Vamos ao tratamento da primeira questão enunciada.
Defendem os recorridos/embargantes de terceiro que se verifica nulidade insanável por não lhes ter sido notificado o despacho que admitiu o recurso.
Analisemos.
É verdade que o despacho de admissão do recurso devia ter sido notificado aos mesmos (art. 742º do CPC, na redacção aplicável), já que os recorridos, a partir da citação que lhes foi feita ao abrigo do disposto no art. 119º nº1 do C. do Registo Predial, passaram a intervir no processo de execução como partes, ainda que acessórias.
Admitindo que tal despacho não lhes foi notificado, pois da análise dos autos não se vislumbra tal notificação, entendemos porém que não se verifica a nulidade referida.

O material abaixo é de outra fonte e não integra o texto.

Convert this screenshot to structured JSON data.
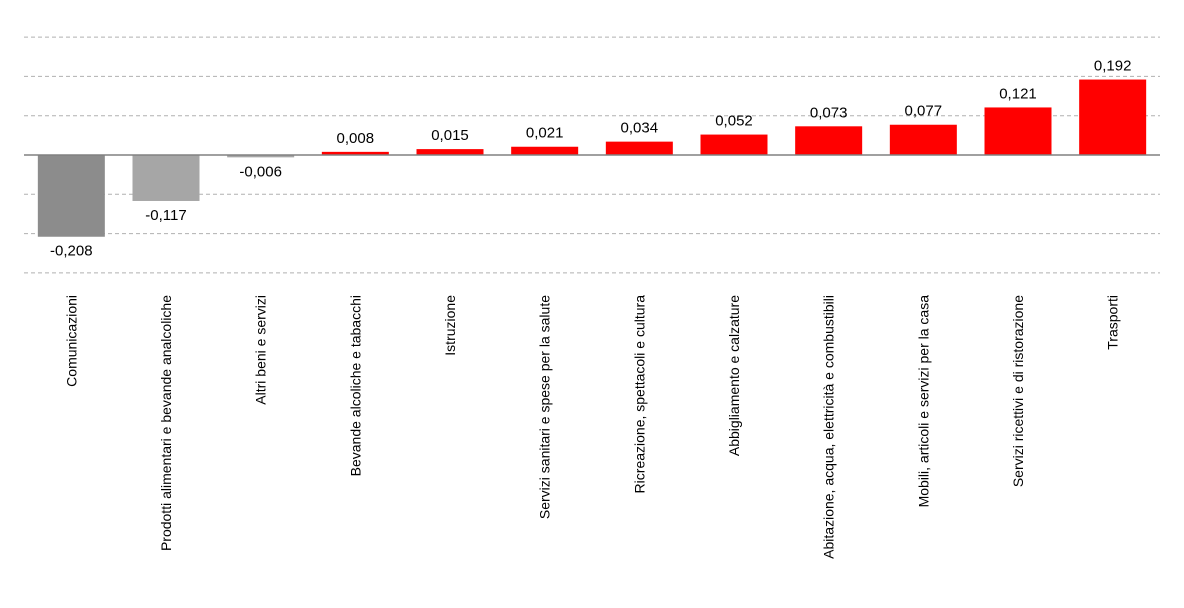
{
  "chart_data": {
    "type": "bar",
    "title": "",
    "xlabel": "",
    "ylabel": "",
    "ylim": [
      -0.3,
      0.4
    ],
    "grid": true,
    "categories": [
      "Comunicazioni",
      "Prodotti alimentari e bevande analcoliche",
      "Altri beni e servizi",
      "Bevande alcoliche e tabacchi",
      "Istruzione",
      "Servizi sanitari e spese per la salute",
      "Ricreazione, spettacoli e cultura",
      "Abbigliamento e calzature",
      "Abitazione, acqua, elettricità e combustibili",
      "Mobili, articoli e servizi per la casa",
      "Servizi ricettivi e di ristorazione",
      "Trasporti"
    ],
    "values": [
      -0.208,
      -0.117,
      -0.006,
      0.008,
      0.015,
      0.021,
      0.034,
      0.052,
      0.073,
      0.077,
      0.121,
      0.192
    ],
    "value_labels": [
      "-0,208",
      "-0,117",
      "-0,006",
      "0,008",
      "0,015",
      "0,021",
      "0,034",
      "0,052",
      "0,073",
      "0,077",
      "0,121",
      "0,192"
    ],
    "colors": {
      "negative_dark": "#8c8c8c",
      "negative_light": "#a6a6a6",
      "positive": "#ff0000",
      "grid": "#b0b0b0",
      "axis": "#808080"
    }
  }
}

Efectivamente, uma vez que a omissão de tal notificação não é assinalada na lei como nulidade, só existiria nulidade se tal irregularidade pudesse influir no exame ou decisão da causa (art. 201º nº1 do CPC).
Ora, de tal omissão nada resulta em tal sentido – efectivamente, além de ser de referir que os recorridos acabaram por ter conhecimento do recurso e que a ele vieram a responder, por estes nada foi alegado no sentido da verificação de um qualquer prejuízo para si ou para a discussão da causa por causa de tal omissão.
Assim, improcede a arguição de nulidade em referência.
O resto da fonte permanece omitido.